Wasn't saying it's not possible to do or even that it's can't be a great situation for a dog - it totally can be with a back up plan as you say. I was just pointing out that a lot of time people don't really consider that 9-5 doesn't really mean 9-5...it's actually being out of the home much longer. So you just need to have a plan for those extra hours. Yes, exactly - that's why I said "if". All/any of those things will make having a puppy or dog a lot easier. I only said that I myself as a fosterer would not adopt to someone who left their dog alone 10 hours a day. So I'm talking about a dog that is with me in my home, not in danger of being of being stuck in a kennel or worse. I get to be as picky as want about where my foster dogs go. As I said above, many shelters or rescues would not have concerns about adopting to someone in her situation. I live in Spain part of the year and volunteer with rescue, so of course I agree with you that a loving home is always better than a shelter - no one would argue with that. Bottom line as I said in my original post - apologies if this didn't come through clearly - is that I think it's really positive to think of all these things beforehand and that's a great sign that the OP will have all of her ducks in a row to manage enjoying life with a dog.

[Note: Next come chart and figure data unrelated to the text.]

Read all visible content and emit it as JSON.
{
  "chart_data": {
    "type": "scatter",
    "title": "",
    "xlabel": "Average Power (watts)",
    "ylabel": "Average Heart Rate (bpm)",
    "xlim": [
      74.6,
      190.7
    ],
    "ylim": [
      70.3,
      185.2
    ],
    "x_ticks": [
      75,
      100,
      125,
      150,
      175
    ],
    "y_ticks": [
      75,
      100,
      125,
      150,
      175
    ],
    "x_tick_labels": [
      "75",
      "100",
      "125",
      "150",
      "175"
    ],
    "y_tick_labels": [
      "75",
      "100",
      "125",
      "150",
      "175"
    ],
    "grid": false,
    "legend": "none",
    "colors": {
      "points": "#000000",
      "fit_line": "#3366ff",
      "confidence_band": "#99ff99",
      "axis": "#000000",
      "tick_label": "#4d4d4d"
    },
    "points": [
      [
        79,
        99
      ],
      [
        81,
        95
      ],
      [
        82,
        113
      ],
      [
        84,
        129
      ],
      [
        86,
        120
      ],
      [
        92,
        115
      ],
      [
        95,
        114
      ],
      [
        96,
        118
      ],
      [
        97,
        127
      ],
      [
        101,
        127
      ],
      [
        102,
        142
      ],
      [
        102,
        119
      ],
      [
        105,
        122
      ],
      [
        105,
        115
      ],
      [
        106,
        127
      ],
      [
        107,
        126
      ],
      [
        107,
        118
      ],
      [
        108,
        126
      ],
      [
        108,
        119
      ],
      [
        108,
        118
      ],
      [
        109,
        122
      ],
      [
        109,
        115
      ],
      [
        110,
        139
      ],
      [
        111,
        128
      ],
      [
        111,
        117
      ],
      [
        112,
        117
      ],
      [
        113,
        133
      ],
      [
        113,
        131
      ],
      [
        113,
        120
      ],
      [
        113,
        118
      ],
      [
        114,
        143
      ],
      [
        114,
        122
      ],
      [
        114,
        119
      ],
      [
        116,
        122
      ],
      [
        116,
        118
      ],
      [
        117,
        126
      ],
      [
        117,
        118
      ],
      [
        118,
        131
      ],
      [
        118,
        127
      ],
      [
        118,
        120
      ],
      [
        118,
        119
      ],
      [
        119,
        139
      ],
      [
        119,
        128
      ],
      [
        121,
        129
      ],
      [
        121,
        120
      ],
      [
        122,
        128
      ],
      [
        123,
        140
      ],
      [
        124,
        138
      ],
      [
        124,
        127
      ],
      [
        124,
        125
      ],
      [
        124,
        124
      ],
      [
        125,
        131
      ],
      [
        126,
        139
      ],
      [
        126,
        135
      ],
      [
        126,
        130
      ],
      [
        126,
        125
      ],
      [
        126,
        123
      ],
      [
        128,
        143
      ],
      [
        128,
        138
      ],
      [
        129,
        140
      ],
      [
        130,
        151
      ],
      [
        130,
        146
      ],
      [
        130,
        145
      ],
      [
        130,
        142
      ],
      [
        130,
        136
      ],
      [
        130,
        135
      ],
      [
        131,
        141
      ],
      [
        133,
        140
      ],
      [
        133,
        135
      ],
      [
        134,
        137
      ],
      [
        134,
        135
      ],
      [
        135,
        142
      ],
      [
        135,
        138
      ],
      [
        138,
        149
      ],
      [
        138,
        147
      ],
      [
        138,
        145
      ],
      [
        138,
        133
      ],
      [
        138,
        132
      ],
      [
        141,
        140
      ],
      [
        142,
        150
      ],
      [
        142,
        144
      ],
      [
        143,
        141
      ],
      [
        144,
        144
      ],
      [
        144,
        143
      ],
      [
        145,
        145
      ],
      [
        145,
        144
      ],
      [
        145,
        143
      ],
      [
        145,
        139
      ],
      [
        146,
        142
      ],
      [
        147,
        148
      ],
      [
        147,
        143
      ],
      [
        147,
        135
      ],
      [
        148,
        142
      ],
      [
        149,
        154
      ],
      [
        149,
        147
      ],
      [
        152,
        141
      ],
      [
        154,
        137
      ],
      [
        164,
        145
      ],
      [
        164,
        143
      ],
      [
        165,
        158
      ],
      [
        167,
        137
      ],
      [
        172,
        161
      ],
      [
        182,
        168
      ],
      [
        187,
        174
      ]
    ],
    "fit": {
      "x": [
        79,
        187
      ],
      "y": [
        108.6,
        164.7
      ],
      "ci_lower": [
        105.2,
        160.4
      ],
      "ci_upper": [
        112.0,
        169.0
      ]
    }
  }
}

I definitely think working full time with a dog can be done - I do it. But a lot of sacrifices were made, especially in the early months/year. If your dog was going to be left for 10 hours I would say you would need the dog walker to pop in at least twice throughout the day. My dog is left for a maximum of 6 hours, with an hour in the middle.. so 2.5 hours either side. If he’s going to be left longer he gets another visit. As a side note - I don’t think a dog is comparable to a child realistically. The simple fact is, a child cannot be left at all. It’s easy to think the dog “will be fine for an extra hour” or “I’ll just finish this off” but with a child that option is not available. Therefore I imagine a lot of dog owners do get away with leaving the dog a bit longer and therefore do it more regularly.
That only depends on the person though. Personally, I don't explain at work that I need to leave for my dogs. I let it be known that I care for my elderly parent (which I do, sometimes...), and I point out at every opportunity that we all shouldn't be just child centric, and recognise that people have all sorts of responsibilities outside work. So when I say "sorry, I have to leave, I have responsibilities at home" people just assume it's my Dad. Who actually can be left, quite safely, for 10 hours+ a day. I don't compromise my dog's care for my work commitments. It's just a choice not to do that.
A bit late...but an alternative you could consider would be an adult dog - skip the puppy stage. You'd still need day care options for a 10 hour day, but adult dogs are (usually ) a lot easier than puppies.